Microstructural evolution and mechanical properties of high purity aluminium processed by equal-channel angular pressing

High purity (99.999%) aluminium was subjected to Equal-Channel Angular Pressing (ECAP) at room temperature for up to 8 passes through route B _c using a die having a channel angle of 90°. Hardness measurements and tensile tests were conducted at room temperature with respect to the number of ECAP passes. It is shown that the hardness and the tensile strength increased to take a maximum at 2 passes. However, unusual behaviour was observed such that further straining by ECAP for more than 2 passes decreased the hardness and tensile strength. Furthermore, the total elongation and the uniform elongation were enhanced with straining by ECAP. Microstructural observation using transmission electron microscopy revealed that straining by ECAP for 2 passes led to the development of a subgrain structure having dislocations within some subgrains and tangled dislocations near subgrain boundaries.

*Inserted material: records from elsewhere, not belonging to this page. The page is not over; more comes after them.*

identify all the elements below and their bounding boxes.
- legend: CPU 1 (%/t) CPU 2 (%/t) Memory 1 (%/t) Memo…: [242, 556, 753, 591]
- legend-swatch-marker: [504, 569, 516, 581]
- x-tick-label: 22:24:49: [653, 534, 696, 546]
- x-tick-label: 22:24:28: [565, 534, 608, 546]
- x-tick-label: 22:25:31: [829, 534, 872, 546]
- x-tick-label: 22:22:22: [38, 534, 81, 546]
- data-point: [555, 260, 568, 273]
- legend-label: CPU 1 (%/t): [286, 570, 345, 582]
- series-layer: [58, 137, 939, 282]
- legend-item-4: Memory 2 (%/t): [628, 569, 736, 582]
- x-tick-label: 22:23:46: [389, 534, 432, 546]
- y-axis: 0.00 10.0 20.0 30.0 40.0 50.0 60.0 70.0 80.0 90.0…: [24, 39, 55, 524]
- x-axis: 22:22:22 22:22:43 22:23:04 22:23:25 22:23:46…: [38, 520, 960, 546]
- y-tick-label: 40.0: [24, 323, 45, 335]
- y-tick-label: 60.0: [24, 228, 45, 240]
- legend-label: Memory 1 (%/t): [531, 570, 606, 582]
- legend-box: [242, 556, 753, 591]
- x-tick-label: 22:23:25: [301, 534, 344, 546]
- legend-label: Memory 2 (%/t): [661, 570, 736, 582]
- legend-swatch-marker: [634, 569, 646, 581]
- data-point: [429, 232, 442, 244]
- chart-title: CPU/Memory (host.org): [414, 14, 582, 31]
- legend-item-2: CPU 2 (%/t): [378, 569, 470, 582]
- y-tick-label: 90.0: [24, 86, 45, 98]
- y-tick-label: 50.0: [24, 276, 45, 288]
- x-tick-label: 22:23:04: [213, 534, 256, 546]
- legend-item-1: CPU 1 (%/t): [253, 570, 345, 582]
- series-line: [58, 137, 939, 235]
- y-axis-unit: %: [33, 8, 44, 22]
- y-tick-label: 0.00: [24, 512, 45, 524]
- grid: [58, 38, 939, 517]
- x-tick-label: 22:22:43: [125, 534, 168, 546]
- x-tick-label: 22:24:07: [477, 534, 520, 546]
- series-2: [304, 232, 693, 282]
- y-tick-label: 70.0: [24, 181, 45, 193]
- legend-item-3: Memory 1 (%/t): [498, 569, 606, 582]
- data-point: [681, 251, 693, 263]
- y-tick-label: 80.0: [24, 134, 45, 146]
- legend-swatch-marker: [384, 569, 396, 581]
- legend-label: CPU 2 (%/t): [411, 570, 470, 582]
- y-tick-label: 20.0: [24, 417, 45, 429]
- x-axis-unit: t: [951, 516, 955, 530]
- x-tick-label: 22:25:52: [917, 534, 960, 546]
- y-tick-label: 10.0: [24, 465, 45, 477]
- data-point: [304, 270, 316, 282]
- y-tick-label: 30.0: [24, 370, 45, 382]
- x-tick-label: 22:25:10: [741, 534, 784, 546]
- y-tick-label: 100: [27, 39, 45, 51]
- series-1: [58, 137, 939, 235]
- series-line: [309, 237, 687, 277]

After 8 passes, the grains became lager with the grain size of ∼15 μm and with the grain boundaries sharpened and clearly defined. Within such grains, subgrain boundaries were formed with an average separation of ∼3 μm and with the dislocation density very low. It is considered that the high dislocation mobility arising from high stacking fault energy and very low level of impurities were responsible for the unusual tensile behaviour and the difficulty in reducing the grain size to the submicrometer level. It is also considered that the grain refinement occurred due to evolution of subgrain boundaries to high angle boundaries, initially mutual coalescence of dislocations to subgrain boundaries followed by increasing misorientation angles by merging nearbydislocations.